- Born: 1952 (age 73–74) Inverness, Scotland
- Occupation: Theatre director

= John Doyle (director) =

Scottish stage director (born 1952)

John Doyle (born 1952) is a Scottish theatre director of musicals and plays, as well as operas. He served as artistic director at several regional theatres in the United Kingdom, where he staged more than 200 professional productions during his career spanning over 40 years.

In 2005, he directed a Broadway revival of the musical Sweeney Todd: The Demon Barber of Fleet Street, in a minimalist production in which the cast served as its own orchestra, for which he won the Tony Award for Best Direction of a Musical. His 2006 Broadway revival of the musical Company won the Tony Award for Best Revival of a Musical.

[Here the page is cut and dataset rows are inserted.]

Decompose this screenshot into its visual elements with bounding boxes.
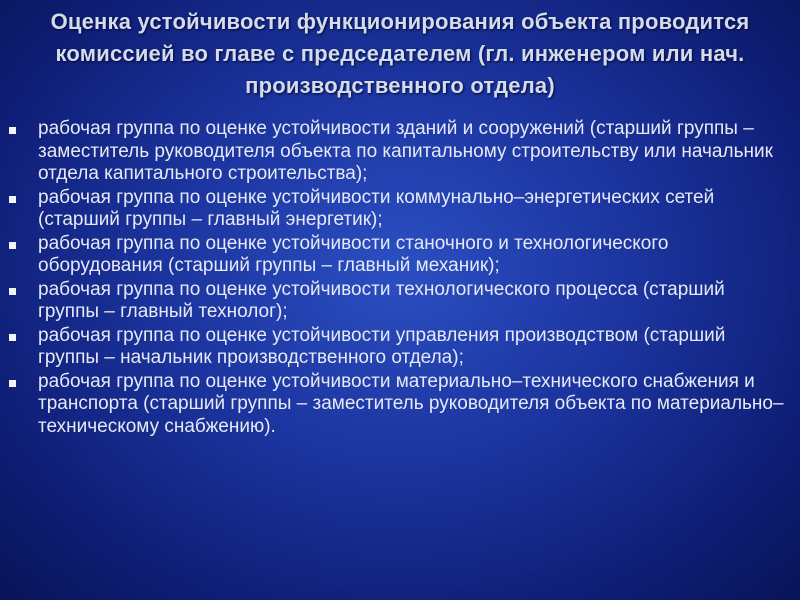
list-item-text: рабочая группа по оценке устойчивости коммунально–энергетических сетей (старший группы – главный энергетик); <box>38 186 715 230</box>
slide-title: Оценка устойчивости функционирования объекта проводится комиссией во главе с председателем (гл. инженером или нач. производственного отдела) <box>50 9 750 98</box>
list-item-text: рабочая группа по оценке устойчивости материально–технического снабжения и транспорта (старший группы – заместитель руководителя объекта по материально–техническому снабжению). <box>38 370 784 437</box>
square-bullet-icon <box>9 380 16 387</box>
list-item-text: рабочая группа по оценке устойчивости технологического процесса (старший группы – главный технолог); <box>38 278 725 322</box>
list-item-text: рабочая группа по оценке устойчивости станочного и технологического оборудования (старший группы – главный механик); <box>38 232 669 276</box>
list-item <box>0 325 800 370</box>
list-item-text: рабочая группа по оценке устойчивости зданий и сооружений (старший группы – заместитель руководителя объекта по капитальному строительству или начальник отдела капитального строительства); <box>38 118 773 184</box>
list-item-text: рабочая группа по оценке устойчивости управления производством (старший группы – начальник производственного отдела); <box>38 324 726 368</box>
bullet-list <box>0 118 800 439</box>
list-item <box>0 118 800 186</box>
list-item <box>0 279 800 324</box>
square-bullet-icon <box>9 196 16 203</box>
list-item <box>0 371 800 439</box>
list-item <box>0 187 800 232</box>
square-bullet-icon <box>9 334 16 341</box>
square-bullet-icon <box>9 127 16 134</box>
square-bullet-icon <box>9 242 16 249</box>
square-bullet-icon <box>9 288 16 295</box>
list-item <box>0 233 800 278</box>
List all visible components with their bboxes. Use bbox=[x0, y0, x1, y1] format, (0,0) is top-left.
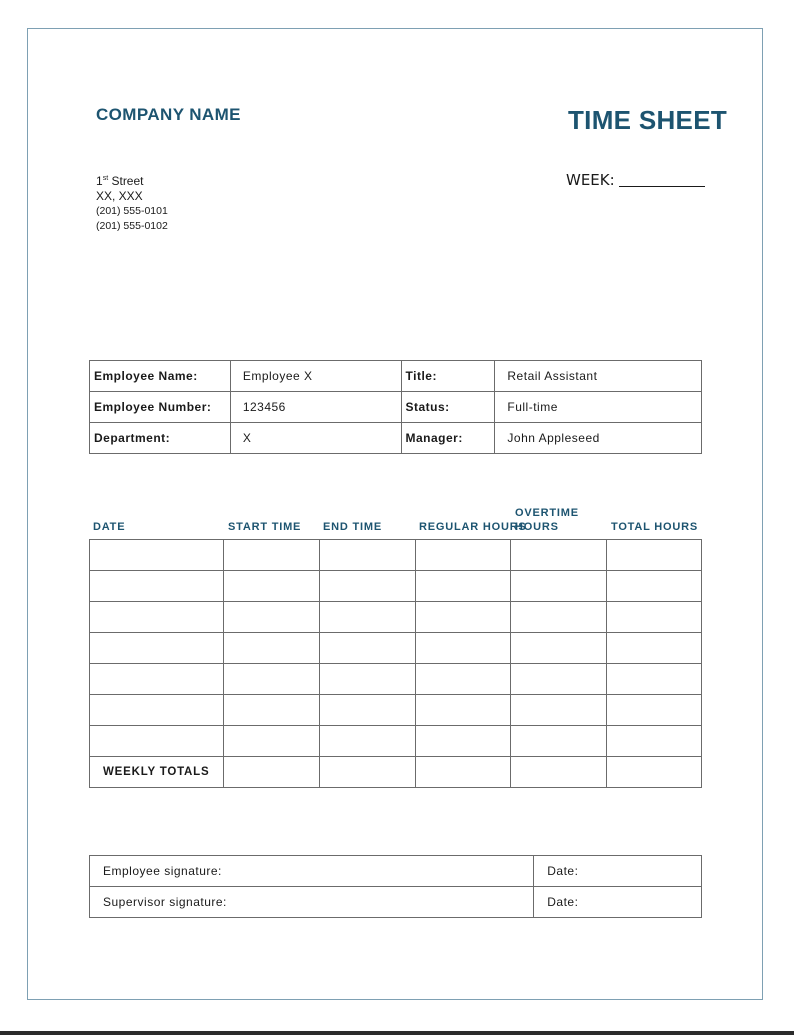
hours-row bbox=[90, 695, 702, 726]
header-date: DATE bbox=[93, 521, 126, 533]
employee-number-label: Employee Number: bbox=[90, 392, 231, 423]
sheet-title: TIME SHEET bbox=[568, 105, 728, 135]
department-label: Department: bbox=[90, 423, 231, 454]
date-cell[interactable] bbox=[90, 726, 224, 757]
overtime-hours-cell[interactable] bbox=[511, 664, 607, 695]
hours-row bbox=[90, 664, 702, 695]
end-time-cell[interactable] bbox=[319, 695, 415, 726]
weekly-total-total-hours-cell[interactable] bbox=[607, 757, 702, 788]
weekly-totals-row bbox=[90, 757, 702, 788]
week-blank-line[interactable] bbox=[619, 174, 705, 187]
address-phone-2: (201) 555-0102 bbox=[96, 220, 168, 232]
header-start-time: START TIME bbox=[228, 521, 302, 533]
date-cell[interactable] bbox=[90, 602, 224, 633]
total-hours-cell[interactable] bbox=[607, 726, 702, 757]
employee-date-field[interactable]: Date: bbox=[534, 856, 702, 887]
signature-row bbox=[90, 856, 702, 887]
header-end-time: END TIME bbox=[323, 521, 382, 533]
employee-info-row bbox=[90, 423, 702, 454]
manager-label: Manager: bbox=[401, 423, 495, 454]
regular-hours-cell[interactable] bbox=[415, 571, 511, 602]
bottom-bar bbox=[0, 1031, 794, 1035]
end-time-cell[interactable] bbox=[319, 664, 415, 695]
weekly-total-end-time-cell[interactable] bbox=[319, 757, 415, 788]
overtime-hours-cell[interactable] bbox=[511, 540, 607, 571]
weekly-total-start-time-cell[interactable] bbox=[223, 757, 319, 788]
overtime-hours-cell[interactable] bbox=[511, 633, 607, 664]
employee-info-row bbox=[90, 392, 702, 423]
total-hours-cell[interactable] bbox=[607, 695, 702, 726]
supervisor-signature-field[interactable]: Supervisor signature: bbox=[90, 887, 534, 918]
hours-row bbox=[90, 571, 702, 602]
employee-name-value[interactable]: Employee X bbox=[230, 361, 401, 392]
start-time-cell[interactable] bbox=[223, 602, 319, 633]
hours-row bbox=[90, 540, 702, 571]
end-time-cell[interactable] bbox=[319, 726, 415, 757]
header-overtime-hours: OVERTIME HOURS bbox=[515, 507, 579, 533]
start-time-cell[interactable] bbox=[223, 571, 319, 602]
status-value[interactable]: Full-time bbox=[495, 392, 702, 423]
total-hours-cell[interactable] bbox=[607, 540, 702, 571]
total-hours-cell[interactable] bbox=[607, 664, 702, 695]
overtime-hours-cell[interactable] bbox=[511, 602, 607, 633]
company-name: COMPANY NAME bbox=[96, 105, 241, 124]
address-city: XX, XXX bbox=[96, 189, 143, 203]
department-value[interactable]: X bbox=[230, 423, 401, 454]
start-time-cell[interactable] bbox=[223, 664, 319, 695]
week-field bbox=[566, 171, 705, 189]
date-cell[interactable] bbox=[90, 540, 224, 571]
regular-hours-cell[interactable] bbox=[415, 633, 511, 664]
regular-hours-cell[interactable] bbox=[415, 726, 511, 757]
start-time-cell[interactable] bbox=[223, 695, 319, 726]
status-label: Status: bbox=[401, 392, 495, 423]
date-cell[interactable] bbox=[90, 664, 224, 695]
overtime-hours-cell[interactable] bbox=[511, 726, 607, 757]
total-hours-cell[interactable] bbox=[607, 571, 702, 602]
weekly-total-overtime-hours-cell[interactable] bbox=[511, 757, 607, 788]
overtime-hours-cell[interactable] bbox=[511, 571, 607, 602]
weekly-total-regular-hours-cell[interactable] bbox=[415, 757, 511, 788]
weekly-totals-label: WEEKLY TOTALS bbox=[90, 757, 224, 788]
supervisor-date-field[interactable]: Date: bbox=[534, 887, 702, 918]
end-time-cell[interactable] bbox=[319, 633, 415, 664]
hours-row bbox=[90, 633, 702, 664]
end-time-cell[interactable] bbox=[319, 571, 415, 602]
company-address bbox=[96, 171, 168, 234]
title-label: Title: bbox=[401, 361, 495, 392]
overtime-hours-cell[interactable] bbox=[511, 695, 607, 726]
address-street: 1st Street bbox=[96, 174, 144, 188]
title-value[interactable]: Retail Assistant bbox=[495, 361, 702, 392]
header-total-hours: TOTAL HOURS bbox=[611, 521, 699, 533]
start-time-cell[interactable] bbox=[223, 540, 319, 571]
total-hours-cell[interactable] bbox=[607, 633, 702, 664]
employee-number-value[interactable]: 123456 bbox=[230, 392, 401, 423]
manager-value[interactable]: John Appleseed bbox=[495, 423, 702, 454]
date-cell[interactable] bbox=[90, 633, 224, 664]
employee-name-label: Employee Name: bbox=[90, 361, 231, 392]
regular-hours-cell[interactable] bbox=[415, 602, 511, 633]
regular-hours-cell[interactable] bbox=[415, 695, 511, 726]
regular-hours-cell[interactable] bbox=[415, 664, 511, 695]
signature-row bbox=[90, 887, 702, 918]
date-cell[interactable] bbox=[90, 571, 224, 602]
hours-row bbox=[90, 726, 702, 757]
address-phone-1: (201) 555-0101 bbox=[96, 205, 168, 217]
end-time-cell[interactable] bbox=[319, 602, 415, 633]
employee-signature-field[interactable]: Employee signature: bbox=[90, 856, 534, 887]
start-time-cell[interactable] bbox=[223, 726, 319, 757]
regular-hours-cell[interactable] bbox=[415, 540, 511, 571]
end-time-cell[interactable] bbox=[319, 540, 415, 571]
hours-table-body bbox=[90, 540, 702, 788]
signature-table bbox=[89, 855, 702, 918]
employee-info-table bbox=[89, 360, 702, 454]
total-hours-cell[interactable] bbox=[607, 602, 702, 633]
date-cell[interactable] bbox=[90, 695, 224, 726]
employee-info-row bbox=[90, 361, 702, 392]
header-regular-hours: REGULAR HOURS bbox=[419, 521, 527, 533]
hours-row bbox=[90, 602, 702, 633]
hours-table bbox=[89, 539, 702, 788]
week-label: WEEK: bbox=[566, 171, 615, 189]
start-time-cell[interactable] bbox=[223, 633, 319, 664]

From 2016 to 2022, he served as Artistic Director of the off-Broadway theater Classic Stage Company, located in the East Village in New York City.

==Early life and education==
Doyle was born and raised in Inverness, Scotland. He trained at the Royal Conservatoire of Scotland and then the University of Georgia in the United States.

==Career==
===Early years===
He was artistic director of four theatres in England, the Swan Theatre, Worcester (1982-1985), the Everyman in Cheltenham, the Everyman Theatre, Liverpool (1989-1993) and the Theatre Royal, York (1993-1997).
Subsequently he was associate director of the Watermill Theatre, a 216-seat performance space in the English countryside of Berkshire until 2008.

In his work he has become known for his unusual approach to musical theatre, often featuring casts who are both actors and musicians, accompanying one another on musical instruments while simultaneously playing roles.
This approach started with a 1992 staging of Candide at the Liverpool Everyman

===Broadway===
His 2004 staging of Stephen Sondheim's Sweeney Todd moved from the Watermill to the West End in 2005 (first to Trafalgar Studios and then the Ambassadors Theatre). In November 2005 he re-mounted Sweeney on Broadway, with Michael Cerveris playing the "demon barber" and Patti LuPone as Mrs. Lovett. For this production, he received the 2006 Tony Award for Best Direction of a Musical.

For Doyle's next project, he moved to the Cincinnati Playhouse in the Park to reinvent Sondheim's Company with a cast led by Raúl Esparza, again with actors who sing, dance and provide their own musical accompaniment (known in England as actor/muso). This production was then produced on Broadway at the Ethel Barrymore Theatre in 2006 and won the Tony Award, Drama Desk Award, Outer Critics Circle Award and Drama League Award for Best Revival of a Musical. Doyle also staged an actor/musician version of Mack and Mabel starring David Soul and Janie Dee in the West End. For his last production at Watermill, he directed Merrily We Roll Along in March 2008. In June through August 2009 he directed a production of Oklahoma! at the Chichester Festival Theatre, with fresh orchestrations by Jonathan Tunick. The piece was dark in its conception and was well received. The Guardian reviewer noted "Doyle's spare approach renders this as a bittersweet, almost Chekhovian experience exploring the nature of identity, the loss of innocence and a society on the brink of change."

He directed the musical A Catered Affair, which ran on Broadway from April 17 through July 27, 2008 at the Walter Kerr Theatre. Also in 2008, Doyle directed the Sondheim/John Weidman musical Road Show Off-Broadway at The Public Theater; the musical ran from October 28 through December 28, 2008.

Doyle directed a production of Kiss Me, Kate at the Stratford Shakespeare Festival for their 2010 season. He also has ventured into the world of opera, directing a production of Kurt Weill's Rise and Fall of the City of Mahagonny in Los Angeles in 2007; of Benjamin Britten's Peter Grimes at the Metropolitan Opera in 2008; and of Gaetano Donizetti's Lucia di Lammermoor for Houston Grand Opera in the 2010-11 season.

Doyle directed the Encores! Sondheim and Wynton Marsalis staged concert A Bed and A Chair at City Center, New York City, from November 13 through 17, 2013. The concert featured Bernadette Peters, Norm Lewis, Jeremy Jordan, Cyrille Aimée, and Elizabeth Parkinson.

In 2014, Doyle directed a production of The Visit with actress Chita Rivera at the Williamstown Theatre Festival. It moved to Broadway in 2015.

Doyle received his third Tony nomination for his direction of the revival of The Color Purple starring Cynthia Erivo, Danielle Brooks and Jennifer Hudson. The revival was first staged at The Menier Chocolate Factory in London in 2013 before transferring to Broadway in November 2015. The Broadway production won the Tony awards for Best Revival of a Musical and Best Actress in a Musical for Erivo's performance as Celie.